Comment dis-tu comment t’es ? Comment dis-tu « commenter » ?

Commander moi si je me trompe, si je me trempe de commentaires.

On peut s’y noyer parfois, ou y nager par foi, on peut y être bon joueur, ou y dévoiler ses peurs.

On peut surtout inhaler les parfums, les odeurs, les idées de chacun, qu’elles soient bonnes ou nauséabondes, elles abondent pourtant à nos nez, et en tous sens.

Un commentaire pour complimenter, un autre pour réprimer.

Et après ? Est-ce qu’au moins cela fait avancer le débat ?

Y’a des hauts et des bas à cela, et les commentaires servent à en débattre.

D’un bla-bla semblable au récit initial, s’en retrouve et s’entrouvrent d’autres voies,

avec ou sans bla-bla.

D’un départ anodin, peut naître mille fins, sur-commentées.

Un début plein de sens peut finir dans l’errance des commentaires sous-commentés.

Le commentateur est donc bel et bien acteur, et l’auteur est finalement spectateur.

Le commentaire renvoie au fond, par d’autres formes, ou bien déforme par d’autres fonds ?

L’auteur ici, votre humble serviteur, pose autant de questions qu’il apporte de doute aux yeux des anti-commanditaires.

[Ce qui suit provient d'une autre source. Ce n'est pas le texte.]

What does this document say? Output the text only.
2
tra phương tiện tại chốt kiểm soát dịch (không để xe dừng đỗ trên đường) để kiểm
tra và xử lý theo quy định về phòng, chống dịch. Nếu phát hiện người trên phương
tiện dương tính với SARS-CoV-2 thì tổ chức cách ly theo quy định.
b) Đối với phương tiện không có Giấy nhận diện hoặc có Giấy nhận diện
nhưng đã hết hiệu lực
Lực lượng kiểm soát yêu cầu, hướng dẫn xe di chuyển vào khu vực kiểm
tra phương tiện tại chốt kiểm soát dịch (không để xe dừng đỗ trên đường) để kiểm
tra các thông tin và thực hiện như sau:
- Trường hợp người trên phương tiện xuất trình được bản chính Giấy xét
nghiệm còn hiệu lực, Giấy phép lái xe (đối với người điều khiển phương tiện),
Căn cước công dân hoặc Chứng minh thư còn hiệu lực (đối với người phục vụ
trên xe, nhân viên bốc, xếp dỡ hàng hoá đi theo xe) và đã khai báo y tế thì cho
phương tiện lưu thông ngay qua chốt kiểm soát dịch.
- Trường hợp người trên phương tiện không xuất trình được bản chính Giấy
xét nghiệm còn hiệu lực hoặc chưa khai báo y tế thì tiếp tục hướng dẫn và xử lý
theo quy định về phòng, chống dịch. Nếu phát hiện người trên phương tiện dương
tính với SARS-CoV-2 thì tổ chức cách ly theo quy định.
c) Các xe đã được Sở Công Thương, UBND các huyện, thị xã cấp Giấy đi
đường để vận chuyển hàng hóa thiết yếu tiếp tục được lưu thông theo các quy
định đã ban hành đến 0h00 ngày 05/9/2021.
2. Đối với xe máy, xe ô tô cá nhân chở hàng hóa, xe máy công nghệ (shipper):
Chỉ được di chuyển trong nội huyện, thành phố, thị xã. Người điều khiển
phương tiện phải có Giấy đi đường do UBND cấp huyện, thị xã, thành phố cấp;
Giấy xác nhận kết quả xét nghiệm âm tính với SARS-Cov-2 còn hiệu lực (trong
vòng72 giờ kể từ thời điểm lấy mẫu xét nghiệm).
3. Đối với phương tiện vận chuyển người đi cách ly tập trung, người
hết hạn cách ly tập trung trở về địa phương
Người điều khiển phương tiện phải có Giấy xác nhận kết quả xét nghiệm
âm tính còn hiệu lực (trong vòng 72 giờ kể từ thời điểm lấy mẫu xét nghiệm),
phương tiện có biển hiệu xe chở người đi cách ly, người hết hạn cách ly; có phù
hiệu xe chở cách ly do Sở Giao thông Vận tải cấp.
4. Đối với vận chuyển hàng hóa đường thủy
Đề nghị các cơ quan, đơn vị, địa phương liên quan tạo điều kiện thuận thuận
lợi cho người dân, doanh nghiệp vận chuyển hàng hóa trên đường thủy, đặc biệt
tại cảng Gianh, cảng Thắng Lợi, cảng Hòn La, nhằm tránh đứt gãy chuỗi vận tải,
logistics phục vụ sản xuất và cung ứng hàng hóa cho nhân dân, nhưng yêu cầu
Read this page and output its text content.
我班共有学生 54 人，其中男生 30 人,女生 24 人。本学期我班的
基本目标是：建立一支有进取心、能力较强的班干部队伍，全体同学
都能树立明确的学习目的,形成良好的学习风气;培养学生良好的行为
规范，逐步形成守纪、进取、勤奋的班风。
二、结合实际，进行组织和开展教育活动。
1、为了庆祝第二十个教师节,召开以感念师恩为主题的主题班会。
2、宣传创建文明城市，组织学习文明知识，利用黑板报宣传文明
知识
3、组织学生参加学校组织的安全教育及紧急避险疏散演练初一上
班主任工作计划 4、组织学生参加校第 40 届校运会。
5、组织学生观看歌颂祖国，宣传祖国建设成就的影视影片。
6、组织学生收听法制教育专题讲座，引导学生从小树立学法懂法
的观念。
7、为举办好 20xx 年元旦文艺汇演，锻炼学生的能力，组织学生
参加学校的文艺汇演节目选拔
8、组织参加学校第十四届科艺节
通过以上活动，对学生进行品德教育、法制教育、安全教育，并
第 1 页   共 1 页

Il ouvre une porte, s’enferme dans une pièce, et attend du lecteur, un  ou plusieurs commentaires, qui en feront la clef, pour pouvoir s’échapper prendre l’air, loin des commentaires.

Ainsi fonctionne le jeu du commentaire commenté, de cet article articulé autour du « comment taire, sans commenter ? »

Et bien évidemment, je vous invite à, comment dire, et bien à commenter.

Et le premier qui dit : « Commence par te taire ! », se verra commenté d’un commentaire, dont je ne serais pas peu fier.